David Palladini (April 1, 1946 – March 13, 2019) was an American illustrator, best known for his Aquarian Tarot deck (Morgan Press, 1970) and its reworking as the New Palladini Tarot (1997, U.S. Games Systems), and illustrations of children's books, especially The Girl Who Cried Flowers and other tales by Jane Yolen (T. Y. Crowell, 1973). His style is reminiscent of the Art Nouveau illustrations of Alfons Mucha and Aubrey Beardsley, and the Art Deco designs of Erté.

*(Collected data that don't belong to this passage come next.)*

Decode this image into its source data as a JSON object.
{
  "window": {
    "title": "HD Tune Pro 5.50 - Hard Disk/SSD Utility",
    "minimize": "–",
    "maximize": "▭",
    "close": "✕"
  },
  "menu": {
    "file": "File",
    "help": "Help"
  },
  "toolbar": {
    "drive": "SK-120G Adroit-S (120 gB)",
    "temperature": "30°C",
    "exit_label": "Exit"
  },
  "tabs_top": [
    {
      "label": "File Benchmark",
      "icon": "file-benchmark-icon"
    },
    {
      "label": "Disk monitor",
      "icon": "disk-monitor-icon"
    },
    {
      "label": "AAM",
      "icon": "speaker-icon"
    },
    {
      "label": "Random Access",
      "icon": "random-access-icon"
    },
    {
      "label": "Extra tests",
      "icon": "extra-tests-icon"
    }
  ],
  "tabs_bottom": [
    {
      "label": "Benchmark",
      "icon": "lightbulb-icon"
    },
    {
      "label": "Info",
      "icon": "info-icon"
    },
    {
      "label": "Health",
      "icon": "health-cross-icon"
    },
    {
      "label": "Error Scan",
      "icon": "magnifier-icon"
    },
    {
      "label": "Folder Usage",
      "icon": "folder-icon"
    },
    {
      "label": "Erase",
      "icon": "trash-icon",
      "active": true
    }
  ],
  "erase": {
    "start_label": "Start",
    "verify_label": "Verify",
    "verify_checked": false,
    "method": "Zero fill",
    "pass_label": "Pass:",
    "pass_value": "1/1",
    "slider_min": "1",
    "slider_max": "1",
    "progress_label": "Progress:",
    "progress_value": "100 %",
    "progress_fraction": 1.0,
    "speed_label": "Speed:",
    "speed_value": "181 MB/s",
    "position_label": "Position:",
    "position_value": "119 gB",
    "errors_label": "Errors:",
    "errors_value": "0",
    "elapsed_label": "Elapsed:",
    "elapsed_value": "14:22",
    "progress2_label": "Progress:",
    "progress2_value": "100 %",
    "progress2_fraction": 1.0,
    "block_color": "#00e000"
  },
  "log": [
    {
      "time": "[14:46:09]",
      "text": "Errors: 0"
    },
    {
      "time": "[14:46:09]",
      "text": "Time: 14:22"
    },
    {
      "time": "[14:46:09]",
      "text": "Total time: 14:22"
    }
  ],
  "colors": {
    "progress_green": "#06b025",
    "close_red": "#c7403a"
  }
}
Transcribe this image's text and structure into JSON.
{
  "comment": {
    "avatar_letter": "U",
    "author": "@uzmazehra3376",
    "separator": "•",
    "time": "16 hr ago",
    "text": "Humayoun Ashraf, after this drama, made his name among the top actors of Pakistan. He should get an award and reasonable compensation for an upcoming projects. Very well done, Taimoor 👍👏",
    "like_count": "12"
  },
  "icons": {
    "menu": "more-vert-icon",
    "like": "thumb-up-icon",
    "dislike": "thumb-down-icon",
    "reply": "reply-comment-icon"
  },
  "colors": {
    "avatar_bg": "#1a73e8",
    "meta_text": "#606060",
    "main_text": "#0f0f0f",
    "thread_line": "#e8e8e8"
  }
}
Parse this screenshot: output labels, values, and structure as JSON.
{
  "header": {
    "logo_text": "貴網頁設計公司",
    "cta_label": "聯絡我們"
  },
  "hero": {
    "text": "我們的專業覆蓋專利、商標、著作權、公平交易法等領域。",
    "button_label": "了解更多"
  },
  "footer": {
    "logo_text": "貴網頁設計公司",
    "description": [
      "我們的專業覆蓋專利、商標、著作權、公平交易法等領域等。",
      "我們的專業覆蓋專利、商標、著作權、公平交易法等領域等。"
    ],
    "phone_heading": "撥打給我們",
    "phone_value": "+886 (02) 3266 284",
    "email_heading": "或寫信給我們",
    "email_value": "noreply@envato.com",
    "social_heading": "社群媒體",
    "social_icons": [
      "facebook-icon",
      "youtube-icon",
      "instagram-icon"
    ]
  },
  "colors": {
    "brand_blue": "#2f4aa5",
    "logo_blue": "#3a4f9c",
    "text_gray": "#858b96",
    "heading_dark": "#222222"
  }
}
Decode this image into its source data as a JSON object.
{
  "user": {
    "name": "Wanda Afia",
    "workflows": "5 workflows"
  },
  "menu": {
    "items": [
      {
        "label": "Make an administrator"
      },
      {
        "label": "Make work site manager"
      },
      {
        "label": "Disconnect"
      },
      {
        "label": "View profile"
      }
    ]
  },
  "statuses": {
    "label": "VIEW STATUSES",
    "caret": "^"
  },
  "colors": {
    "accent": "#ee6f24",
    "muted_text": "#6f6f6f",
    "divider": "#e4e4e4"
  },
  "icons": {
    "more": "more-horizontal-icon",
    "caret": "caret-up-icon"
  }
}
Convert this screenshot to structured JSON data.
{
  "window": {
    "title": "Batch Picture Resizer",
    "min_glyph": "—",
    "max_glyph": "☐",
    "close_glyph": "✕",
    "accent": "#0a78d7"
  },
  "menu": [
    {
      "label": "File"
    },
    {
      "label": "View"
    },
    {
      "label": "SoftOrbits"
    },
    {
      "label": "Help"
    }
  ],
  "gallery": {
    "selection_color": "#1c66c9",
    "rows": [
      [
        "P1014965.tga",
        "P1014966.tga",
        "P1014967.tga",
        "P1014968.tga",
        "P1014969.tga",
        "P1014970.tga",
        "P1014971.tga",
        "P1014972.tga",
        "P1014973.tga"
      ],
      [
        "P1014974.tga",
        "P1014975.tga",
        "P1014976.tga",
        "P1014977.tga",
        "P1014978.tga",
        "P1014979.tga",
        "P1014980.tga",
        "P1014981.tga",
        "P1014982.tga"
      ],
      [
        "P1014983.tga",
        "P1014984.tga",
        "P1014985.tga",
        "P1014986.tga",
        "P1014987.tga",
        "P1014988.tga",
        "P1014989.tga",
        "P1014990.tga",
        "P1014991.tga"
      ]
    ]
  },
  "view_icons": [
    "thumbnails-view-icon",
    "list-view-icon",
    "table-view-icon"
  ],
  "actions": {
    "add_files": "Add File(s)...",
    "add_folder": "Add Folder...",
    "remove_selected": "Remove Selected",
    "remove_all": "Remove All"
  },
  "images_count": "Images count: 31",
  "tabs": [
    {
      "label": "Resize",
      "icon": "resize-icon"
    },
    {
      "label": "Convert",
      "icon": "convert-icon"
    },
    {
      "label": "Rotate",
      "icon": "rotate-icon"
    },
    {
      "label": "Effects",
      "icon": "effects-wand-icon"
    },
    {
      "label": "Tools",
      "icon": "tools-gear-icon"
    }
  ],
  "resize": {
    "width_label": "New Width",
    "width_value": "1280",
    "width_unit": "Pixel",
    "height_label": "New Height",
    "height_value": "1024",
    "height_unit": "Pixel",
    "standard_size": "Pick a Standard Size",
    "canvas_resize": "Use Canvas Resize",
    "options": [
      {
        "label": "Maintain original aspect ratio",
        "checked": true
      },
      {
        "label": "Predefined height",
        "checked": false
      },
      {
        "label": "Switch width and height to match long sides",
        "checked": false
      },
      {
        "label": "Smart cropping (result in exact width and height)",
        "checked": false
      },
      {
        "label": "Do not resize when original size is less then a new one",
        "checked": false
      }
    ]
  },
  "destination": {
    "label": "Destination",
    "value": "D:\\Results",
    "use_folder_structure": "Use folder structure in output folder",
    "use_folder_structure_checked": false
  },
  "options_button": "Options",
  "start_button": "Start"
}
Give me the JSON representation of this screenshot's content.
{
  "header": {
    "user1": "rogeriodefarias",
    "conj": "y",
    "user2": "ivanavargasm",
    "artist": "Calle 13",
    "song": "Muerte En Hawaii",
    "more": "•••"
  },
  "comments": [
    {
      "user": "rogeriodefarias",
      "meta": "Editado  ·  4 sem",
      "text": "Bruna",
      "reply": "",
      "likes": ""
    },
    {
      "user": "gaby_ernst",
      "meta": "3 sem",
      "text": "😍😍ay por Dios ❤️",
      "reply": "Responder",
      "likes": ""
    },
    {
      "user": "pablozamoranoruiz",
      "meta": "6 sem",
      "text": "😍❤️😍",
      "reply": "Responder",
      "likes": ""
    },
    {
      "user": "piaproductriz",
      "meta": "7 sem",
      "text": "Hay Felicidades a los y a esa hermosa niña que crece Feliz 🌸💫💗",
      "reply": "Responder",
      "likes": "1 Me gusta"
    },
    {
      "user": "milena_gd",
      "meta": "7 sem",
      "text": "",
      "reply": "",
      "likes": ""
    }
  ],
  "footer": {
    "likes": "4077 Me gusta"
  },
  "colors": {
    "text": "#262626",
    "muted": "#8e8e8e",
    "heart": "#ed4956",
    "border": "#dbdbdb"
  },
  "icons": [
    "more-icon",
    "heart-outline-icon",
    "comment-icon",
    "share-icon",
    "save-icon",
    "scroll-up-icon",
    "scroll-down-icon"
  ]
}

Palladini was born in Italy and immigrated to America as a child. His dual cultural background is expressed in the lush creativity of his work. After studying art, photography, and film at the Pratt Institute in New York City, he was a photographer at the 1968 Summer Olympic Games in Mexico City on his first job.

Palladini illustrated the second edition of a novel by Stephen King, The Eyes of the Dragon (Viking, 1987). The artwork was rendered in pencil and ink on Bienfeng velour paper. Depending on retention of the illustrations subsequently, that may be his most widely held work in WorldCat libraries. Otherwise Yolen's The Girl Who Cried Flowers is his most widely held, by a wide margin. He also did an edition of Beauty: A Retelling of the Story of Beauty and the Beast by Robin McKinley (1978), her first novel.

David's artistic memoir, The Journal of an Artist, a bracingly honest look at a man who chose to honor his authentic path by devoting his life to art, was published by Black Swan Press in 2011. David discusses his work on The Aquarian Tarot and the New Palladini Tarot in Painting the Soul: The Tarot Art of David Palladini, with co-author Anastasia Haysler, also published by Black Swan Press in 2013.

David has worked and lived in The Hamptons (New York State), Jamaica, and France. He spent the last years of his life in Newport Beach, California and continued to paint, write, and exhibit his work.

David died on March 13, 2019, peacefully at home.